Napoleon Dynamite star Jon Heder picks up his first titular role in a while in When Jeff Tried to Save the World, an unpolished indie comedy that will do absolutely nothing to resurrect his acting career. Heder's Jeff is the manager of Winky's World,
an old school bowling alley and arcade that is facing closure.
Jeff likes his job and seemingly nothing else. When he is informed that the alley's owner Carl (Jim O'Heir, "Parks & Rec"'s Jerry) is about to sell the dying business to investors who plan to raze it and build a strip mall, Jeff scrambles to keep afloat the only thing in his life with meaning, spontaneously planning a Friday Fun Day event with free pizza, live music, and a two games for the price of one special.

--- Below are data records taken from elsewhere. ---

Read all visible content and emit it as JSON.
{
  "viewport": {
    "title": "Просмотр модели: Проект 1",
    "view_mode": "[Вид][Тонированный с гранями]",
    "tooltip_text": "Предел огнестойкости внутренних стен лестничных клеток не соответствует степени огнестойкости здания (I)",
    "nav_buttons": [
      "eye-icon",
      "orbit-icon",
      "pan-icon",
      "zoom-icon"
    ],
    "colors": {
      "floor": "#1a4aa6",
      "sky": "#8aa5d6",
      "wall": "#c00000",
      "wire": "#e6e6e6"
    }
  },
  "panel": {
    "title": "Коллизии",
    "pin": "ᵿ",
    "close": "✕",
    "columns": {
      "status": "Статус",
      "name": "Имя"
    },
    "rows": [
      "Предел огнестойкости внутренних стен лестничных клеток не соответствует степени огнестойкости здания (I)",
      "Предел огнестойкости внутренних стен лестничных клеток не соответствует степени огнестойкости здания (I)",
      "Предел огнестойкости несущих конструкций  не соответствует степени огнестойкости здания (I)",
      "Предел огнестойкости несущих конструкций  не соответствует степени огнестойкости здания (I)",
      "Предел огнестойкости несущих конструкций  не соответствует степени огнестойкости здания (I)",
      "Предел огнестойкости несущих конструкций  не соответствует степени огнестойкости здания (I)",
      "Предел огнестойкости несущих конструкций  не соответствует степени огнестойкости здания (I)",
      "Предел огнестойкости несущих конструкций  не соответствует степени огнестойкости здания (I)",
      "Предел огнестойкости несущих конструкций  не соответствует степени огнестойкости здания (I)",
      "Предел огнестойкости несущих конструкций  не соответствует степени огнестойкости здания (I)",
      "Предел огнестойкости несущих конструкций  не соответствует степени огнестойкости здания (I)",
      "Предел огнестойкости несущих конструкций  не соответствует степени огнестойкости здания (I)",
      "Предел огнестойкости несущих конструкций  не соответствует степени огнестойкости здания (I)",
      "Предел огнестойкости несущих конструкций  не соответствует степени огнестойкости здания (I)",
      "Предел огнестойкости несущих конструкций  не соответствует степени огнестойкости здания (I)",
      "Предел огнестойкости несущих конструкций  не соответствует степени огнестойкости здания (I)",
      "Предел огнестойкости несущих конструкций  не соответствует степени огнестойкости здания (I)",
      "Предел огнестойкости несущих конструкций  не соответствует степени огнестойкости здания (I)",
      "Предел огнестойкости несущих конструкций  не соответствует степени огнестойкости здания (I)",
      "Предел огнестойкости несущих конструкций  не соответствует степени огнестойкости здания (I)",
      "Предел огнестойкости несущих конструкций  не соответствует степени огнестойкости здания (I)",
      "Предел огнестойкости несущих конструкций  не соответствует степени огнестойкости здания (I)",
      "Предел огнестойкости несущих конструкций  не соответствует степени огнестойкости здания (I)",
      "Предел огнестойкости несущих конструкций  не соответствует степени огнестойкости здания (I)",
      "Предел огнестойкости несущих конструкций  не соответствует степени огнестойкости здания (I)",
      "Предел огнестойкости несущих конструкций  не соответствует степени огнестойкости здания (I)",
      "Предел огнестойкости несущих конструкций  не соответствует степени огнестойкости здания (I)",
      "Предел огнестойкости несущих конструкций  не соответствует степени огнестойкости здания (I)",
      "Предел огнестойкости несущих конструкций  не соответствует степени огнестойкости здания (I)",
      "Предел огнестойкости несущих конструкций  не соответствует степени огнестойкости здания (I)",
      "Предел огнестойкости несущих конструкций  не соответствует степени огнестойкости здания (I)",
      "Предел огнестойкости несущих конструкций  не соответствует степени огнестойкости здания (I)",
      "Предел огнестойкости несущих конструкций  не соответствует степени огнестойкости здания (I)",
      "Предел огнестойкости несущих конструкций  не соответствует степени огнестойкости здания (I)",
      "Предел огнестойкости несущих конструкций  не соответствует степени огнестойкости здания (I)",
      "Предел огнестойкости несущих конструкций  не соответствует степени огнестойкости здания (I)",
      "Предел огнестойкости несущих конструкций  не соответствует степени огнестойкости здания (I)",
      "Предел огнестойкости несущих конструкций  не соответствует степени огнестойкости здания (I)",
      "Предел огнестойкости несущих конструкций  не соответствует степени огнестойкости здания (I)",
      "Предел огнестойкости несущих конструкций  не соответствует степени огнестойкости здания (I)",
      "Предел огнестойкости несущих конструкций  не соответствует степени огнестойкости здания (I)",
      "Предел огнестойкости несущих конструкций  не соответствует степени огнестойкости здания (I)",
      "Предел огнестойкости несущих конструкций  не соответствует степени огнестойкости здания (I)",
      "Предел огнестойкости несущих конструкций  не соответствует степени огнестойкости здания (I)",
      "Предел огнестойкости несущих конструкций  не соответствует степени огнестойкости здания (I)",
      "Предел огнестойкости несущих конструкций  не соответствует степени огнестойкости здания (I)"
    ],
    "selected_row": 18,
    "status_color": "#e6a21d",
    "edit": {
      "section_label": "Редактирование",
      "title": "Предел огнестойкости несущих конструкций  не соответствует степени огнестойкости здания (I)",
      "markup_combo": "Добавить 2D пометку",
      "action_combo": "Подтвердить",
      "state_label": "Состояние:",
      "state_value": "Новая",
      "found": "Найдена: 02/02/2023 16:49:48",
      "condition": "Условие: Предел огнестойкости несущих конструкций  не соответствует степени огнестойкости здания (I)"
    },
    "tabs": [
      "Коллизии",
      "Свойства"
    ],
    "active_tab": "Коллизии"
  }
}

Meanwhile, Jeff's younger sister Lindy (Anna Konkle) and her roommate/best friend Samantha (Maya Erskine) come crash at his apartment without advance notice. The unexpected guests would really put a crimp in Jeff's life if he had one, but he doesn't. The biggest source of conflict lies in the fact that Jeff's parents and Lindy all think he works in IT. No one knows he has done nothing with his computer engineering degree.

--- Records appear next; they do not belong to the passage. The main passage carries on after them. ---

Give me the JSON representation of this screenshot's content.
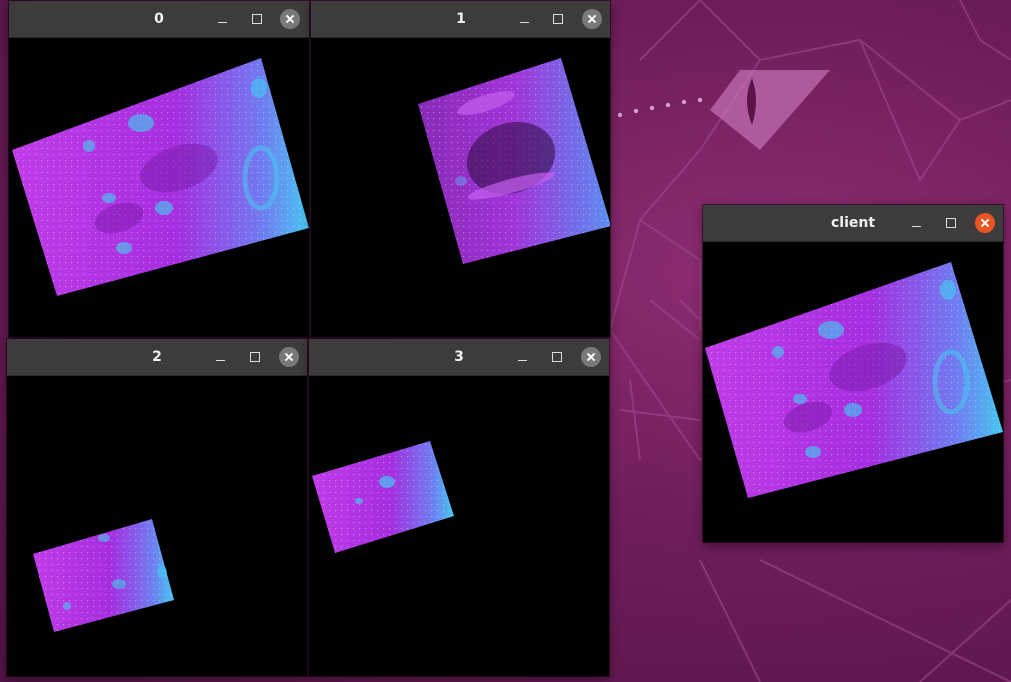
{
  "desktop": {
    "windows": [
      {
        "title": "0"
      },
      {
        "title": "1"
      },
      {
        "title": "2"
      },
      {
        "title": "3"
      },
      {
        "title": "client"
      }
    ]
  },
  "colors": {
    "titlebar": "#3d3b3b",
    "close_active": "#e95420",
    "close_inactive": "#7a7878",
    "image_magenta": "#c03ce8",
    "image_cyan": "#45c8f0",
    "wallpaper": "#6e1d5a"
  },
  "icons": [
    "minimize-icon",
    "maximize-icon",
    "close-icon"
  ]
}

When Jeff Tried is inert, tedious, and humorless. The closest the movie comes to finding a rhythm is in stringing together montages of Jeff's morning routine of lighting up the lanes and spraying down the rental shoes with disinfectant, a montage it repeats twice. Our protagonist is not well-defined or multi-dimensional enough to elicit anything resembling empathy and the few characters who share the screen with him -- teenaged pothead Stanford (Brendan Meyer), the owner's alcoholic ex Sheila (Candi Milo), and the overly exuberant handyman Frank (Steve Berg) -- do nothing that can be described beyond those phrases.

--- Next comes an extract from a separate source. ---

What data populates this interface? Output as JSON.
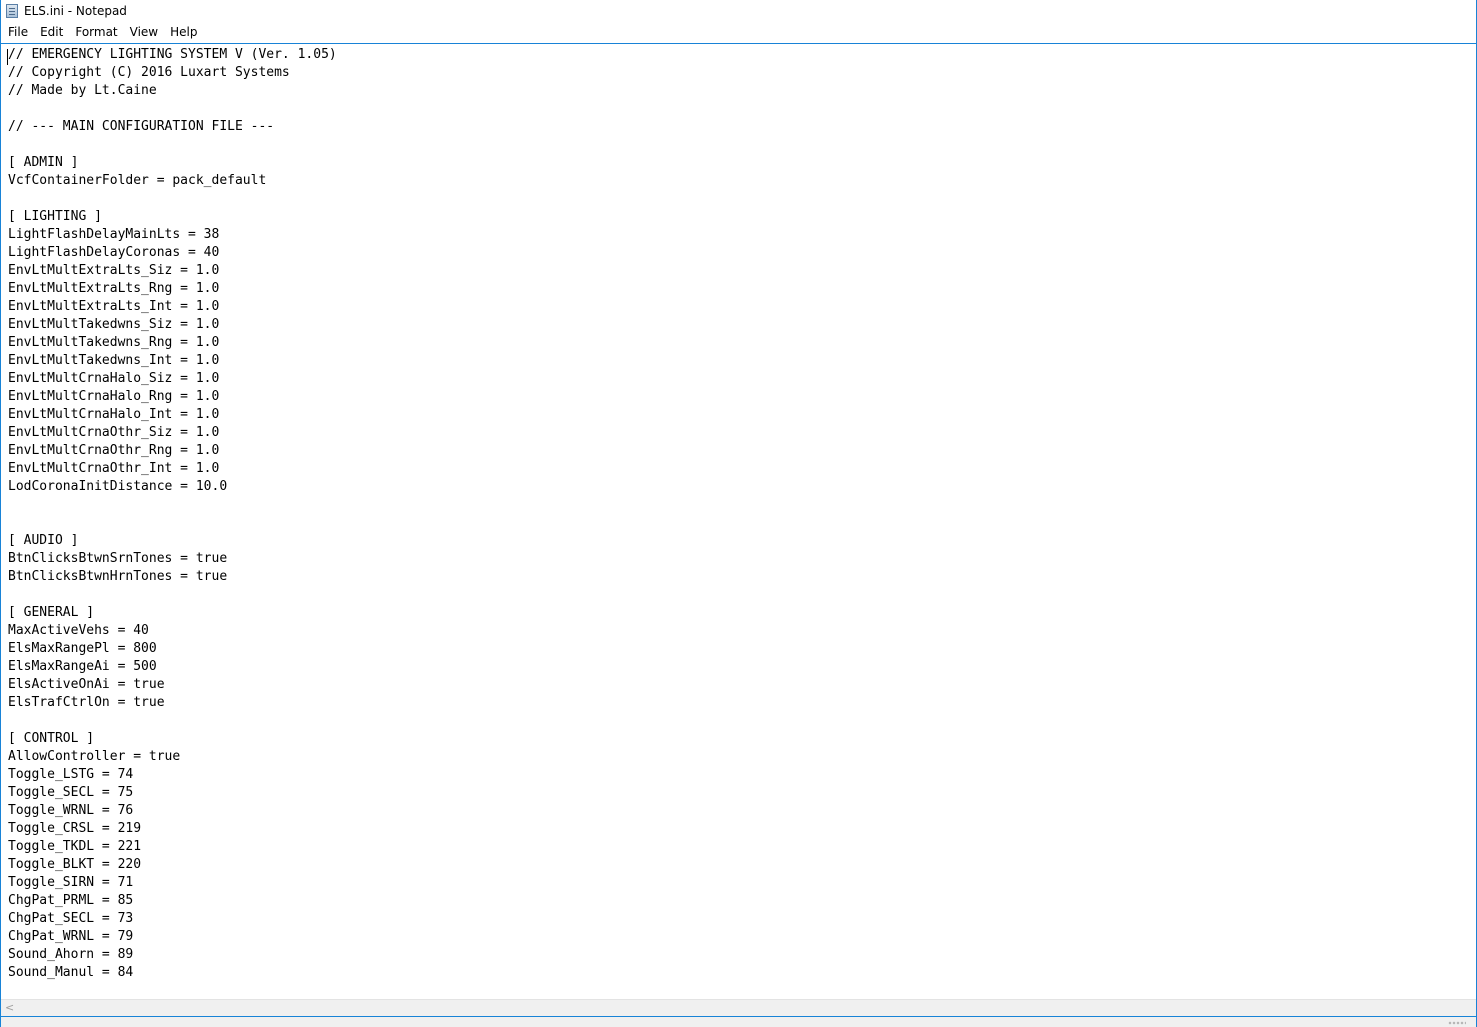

A glimmer of hope emerges late in the game narratively when a mysterious old bowler known only by the nickname El Diablo (Robert Breuler) is found to be living behind the lanes, but this too goes nowhere, leading to a finale that gives no meaning to anything that has transcended thus far. Fortunately, by then you've only spent 90 minutes or so in this universe and it doesn't feel too much longer, which is perhaps the closest thing to a compliment you can attach to the film.
While the movie eludes praise, it does wield a pretty solid explanation for its failings: director/co-writer Kendall Goldberg is a newcomer who conceived this project in film school as a thesis of sorts. I'm not in the habit of reviewing student films,
but I imagine this one wouldn't seem terrible in comparison to most. Unfortunately, it made the national film festival circuit not as a student film, but just an indie feature, so therefore the criticism is warranted.
Filmmakers don't have to be good out of the gate, but this comedy is so dysfunctional and aimless you have to wonder how someone sees this and wants to give Goldberg a second chance. As for Heder, it's easy to imagine a universe in which the heavy breathing high school outcast he played in his late twenties was his only claim to fame. Instead, Heder went on to enjoy mainstream work for several years including the Happy Madison baseball comedy Benchwarmers (2006) and 2007's Blades of Glory as co-lead with Will Ferrell. Now on the other side of forty, his recent filmography consists largely of voiceover work and it's tough to imagine that changing even with his willingness to act in movies with evidently shoestring budgets plain to see. Presented with an apparently made-up Indie Vision award at the Twin Cities Film Fest's post-screening Q & A, Heder's dry performance is as much to blame as anything for the movie's failings, given how much the threadbare screenplay stays fixed upon his character.